Ce que Fortnox veut savoir, Exosens l'a peut-être déjà prouvé

19 août 20263 min

Ce que Fortnox veut savoir, Exosens l'a peut-être déjà prouvé

Une entreprise suédoise vient de mettre 4,5 millions d'euros sur la table pour répondre à une question qui semble presque naïve : qu'est-ce qui fait qu'une entreprise réussit vraiment ? Pendant ce temps, à quelques centaines de kilomètres de là, une PME française de la défense affiche des résultats qui ressemblent fort à une réponse pratique.

Une question à 4,5 millions d'euros

Le scale-up suédois Fortnox, spécialisé dans les logiciels de gestion d'entreprise, a annoncé le financement d'un programme de recherche sur dix ans mené avec la Stockholm School of Economics. L'objectif affiché est simple à énoncer, beaucoup moins simple à résoudre : identifier ce qui pousse réellement les entreprises, petites ou grandes, à performer.

Le PDG de Fortnox, Tommy Eklund, résume l'ambition ainsi : comprendre ce qui fait qu'une organisation contribue durablement à la croissance économique. Derrière cette formulation prudente se cache une conviction forte — la performance d'entreprise n'est pas un hasard, et il doit être possible de la décomposer en facteurs identifiables.

C'est une démarche honnête. Plutôt que de vendre une méthode miracle, Fortnox investit dans la recherche pour comprendre avant de prescrire. Peu d'entreprises B2B assument ce niveau de rigueur.

Exosens, un cas d'école involontaire

Pendant que la recherche académique suédoise démarre son travail de dix ans, une entreprise française semble déjà cocher plusieurs cases de la réussite mesurable.

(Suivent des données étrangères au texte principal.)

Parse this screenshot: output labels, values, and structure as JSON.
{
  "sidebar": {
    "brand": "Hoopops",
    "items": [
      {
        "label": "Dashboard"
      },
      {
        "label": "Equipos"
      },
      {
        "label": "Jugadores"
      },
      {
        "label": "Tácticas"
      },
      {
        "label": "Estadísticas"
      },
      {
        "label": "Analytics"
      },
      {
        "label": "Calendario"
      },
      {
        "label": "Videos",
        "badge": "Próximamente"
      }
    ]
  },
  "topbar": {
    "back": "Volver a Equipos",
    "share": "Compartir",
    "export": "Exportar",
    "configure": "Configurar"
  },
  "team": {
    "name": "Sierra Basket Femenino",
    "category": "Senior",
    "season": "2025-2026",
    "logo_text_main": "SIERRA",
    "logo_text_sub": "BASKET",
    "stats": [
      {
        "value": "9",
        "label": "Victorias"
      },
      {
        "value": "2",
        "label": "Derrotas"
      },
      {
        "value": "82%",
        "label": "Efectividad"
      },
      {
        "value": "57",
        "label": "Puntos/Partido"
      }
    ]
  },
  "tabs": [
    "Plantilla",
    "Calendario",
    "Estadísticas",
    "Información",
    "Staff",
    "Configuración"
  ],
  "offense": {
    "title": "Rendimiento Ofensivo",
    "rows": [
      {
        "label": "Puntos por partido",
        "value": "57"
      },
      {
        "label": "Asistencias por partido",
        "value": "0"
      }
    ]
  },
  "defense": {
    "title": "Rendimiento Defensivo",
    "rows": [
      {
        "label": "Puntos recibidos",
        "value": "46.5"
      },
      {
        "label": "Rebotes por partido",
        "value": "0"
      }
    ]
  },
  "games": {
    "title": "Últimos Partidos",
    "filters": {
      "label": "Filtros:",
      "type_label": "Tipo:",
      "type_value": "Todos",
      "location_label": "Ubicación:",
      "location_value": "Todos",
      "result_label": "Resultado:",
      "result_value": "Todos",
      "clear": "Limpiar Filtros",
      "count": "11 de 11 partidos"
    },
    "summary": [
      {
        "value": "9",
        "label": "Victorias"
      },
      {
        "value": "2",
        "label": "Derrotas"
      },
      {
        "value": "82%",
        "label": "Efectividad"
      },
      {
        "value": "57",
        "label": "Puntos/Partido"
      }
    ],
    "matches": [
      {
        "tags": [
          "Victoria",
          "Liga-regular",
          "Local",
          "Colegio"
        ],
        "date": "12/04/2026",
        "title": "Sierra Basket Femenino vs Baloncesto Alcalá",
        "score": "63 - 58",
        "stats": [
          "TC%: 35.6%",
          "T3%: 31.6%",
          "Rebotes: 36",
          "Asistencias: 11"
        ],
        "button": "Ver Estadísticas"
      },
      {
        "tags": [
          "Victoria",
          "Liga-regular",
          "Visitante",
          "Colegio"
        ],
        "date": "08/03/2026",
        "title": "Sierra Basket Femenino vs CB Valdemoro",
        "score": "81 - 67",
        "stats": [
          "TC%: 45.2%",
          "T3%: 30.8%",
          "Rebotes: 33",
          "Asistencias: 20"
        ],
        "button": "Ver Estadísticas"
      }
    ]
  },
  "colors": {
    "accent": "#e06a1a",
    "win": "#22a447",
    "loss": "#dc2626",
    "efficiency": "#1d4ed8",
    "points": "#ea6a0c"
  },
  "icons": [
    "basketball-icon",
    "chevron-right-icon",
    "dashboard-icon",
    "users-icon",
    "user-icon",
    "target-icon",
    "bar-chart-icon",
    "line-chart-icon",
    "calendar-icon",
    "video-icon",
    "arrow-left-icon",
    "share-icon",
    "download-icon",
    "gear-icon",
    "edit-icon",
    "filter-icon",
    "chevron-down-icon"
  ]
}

Exosens, acteur de la défense spécialisé dans les technologies optroniques, fait l'objet d'une analyse détaillée de Capital qui pointe plusieurs moteurs de croissance concrets.

Ce que l'article met en avant n'est pas une intuition, mais une combinaison de facteurs mesurables :

  1. Des moteurs de croissance multiples — l'entreprise ne dépend pas d'un seul marché ou d'un seul produit.
  2. Une bonne visibilité sur ses revenus futurs, notamment grâce à des contrats dans la défense.
  3. Des marges de manœuvre renforcées, qui lui permettent d'absorber les chocs et de financer sa croissance.
  4. Des acquisitions à venir, signe d'une stratégie de consolidation plutôt que de simple survie.

Ces éléments ne relèvent pas de la théorie. Ils sont observables dans les comptes, dans le positionnement marché, et dans les décisions stratégiques prises par la direction.

Deux approches, une même intuition

Ce qui rend ce parallèle intéressant, c'est que les deux histoires partent d'angles opposés mais convergent vers la même hypothèse.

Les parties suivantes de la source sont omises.